Micah Corporation purchased an $ 850,500 investment in the common shares of Fortune Corporation on 15 July 20X5. The investment is a FVTPL investment. Fortune is a private company and few shares are bought and sold. Micah was speculating that the value of the Fortune common shares might increase dramat-ically when a major contract bid was accepted. Unfortunately, the bid was rejected in 20X6, and Micah management suggested that Fortune shares might be worth only half the price paid. Micah continued to hold the investment throughout 20X7, waiting for positive devel-opments that would increase share value. There was no re- estimate of fair value in 20X7. The shares were finally sold in 20X8 for $ 477,100.

1. Assume that the Fortune Company FVTPL shares are carried at cost at the end of 20X5. Why might cost be appropriate? What criteria must be met for a subsequent value lower than cost to be recorded?
2. When the fair value of an investment written down subsequently increases, is the increase in value recorded?
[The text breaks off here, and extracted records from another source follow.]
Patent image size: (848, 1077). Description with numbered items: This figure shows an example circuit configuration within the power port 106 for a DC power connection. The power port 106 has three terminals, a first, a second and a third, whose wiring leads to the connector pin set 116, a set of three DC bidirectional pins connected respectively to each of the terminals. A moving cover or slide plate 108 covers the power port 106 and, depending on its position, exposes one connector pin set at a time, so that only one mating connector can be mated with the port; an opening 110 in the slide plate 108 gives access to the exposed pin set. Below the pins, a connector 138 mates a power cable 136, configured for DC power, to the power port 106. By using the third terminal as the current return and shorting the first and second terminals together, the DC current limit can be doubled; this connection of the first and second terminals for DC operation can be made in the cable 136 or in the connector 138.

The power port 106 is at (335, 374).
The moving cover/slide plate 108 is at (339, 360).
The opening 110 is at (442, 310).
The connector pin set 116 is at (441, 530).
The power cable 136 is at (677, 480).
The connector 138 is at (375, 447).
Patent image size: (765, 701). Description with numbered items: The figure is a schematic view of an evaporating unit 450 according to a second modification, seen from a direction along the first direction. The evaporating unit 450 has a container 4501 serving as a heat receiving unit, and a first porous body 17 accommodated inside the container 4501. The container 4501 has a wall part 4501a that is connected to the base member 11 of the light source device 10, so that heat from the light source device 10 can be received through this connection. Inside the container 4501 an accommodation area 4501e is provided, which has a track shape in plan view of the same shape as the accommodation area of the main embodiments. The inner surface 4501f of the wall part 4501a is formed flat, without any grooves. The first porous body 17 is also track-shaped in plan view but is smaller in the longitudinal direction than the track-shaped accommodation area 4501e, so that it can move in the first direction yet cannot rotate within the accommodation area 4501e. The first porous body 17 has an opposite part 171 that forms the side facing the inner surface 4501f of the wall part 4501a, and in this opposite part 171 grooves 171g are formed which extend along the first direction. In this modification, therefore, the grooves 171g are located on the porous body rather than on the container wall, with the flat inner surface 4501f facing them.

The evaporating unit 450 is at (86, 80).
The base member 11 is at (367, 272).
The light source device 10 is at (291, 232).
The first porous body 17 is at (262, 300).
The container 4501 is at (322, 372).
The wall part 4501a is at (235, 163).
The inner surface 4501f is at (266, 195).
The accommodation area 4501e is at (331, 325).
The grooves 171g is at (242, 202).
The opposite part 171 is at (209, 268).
Is net income affected? Explain.
3. List the accounts and amounts that would appear in earnings and the statement of financial position for 20X5 to 20X8, inclusive. Assume that the management estimate of fair value was accepted as valid in 20X6. What evidence would be used to establish validity?
4. Repeat requirement 3 assuming that the investment was designated FVTOCI when it was initially acquired.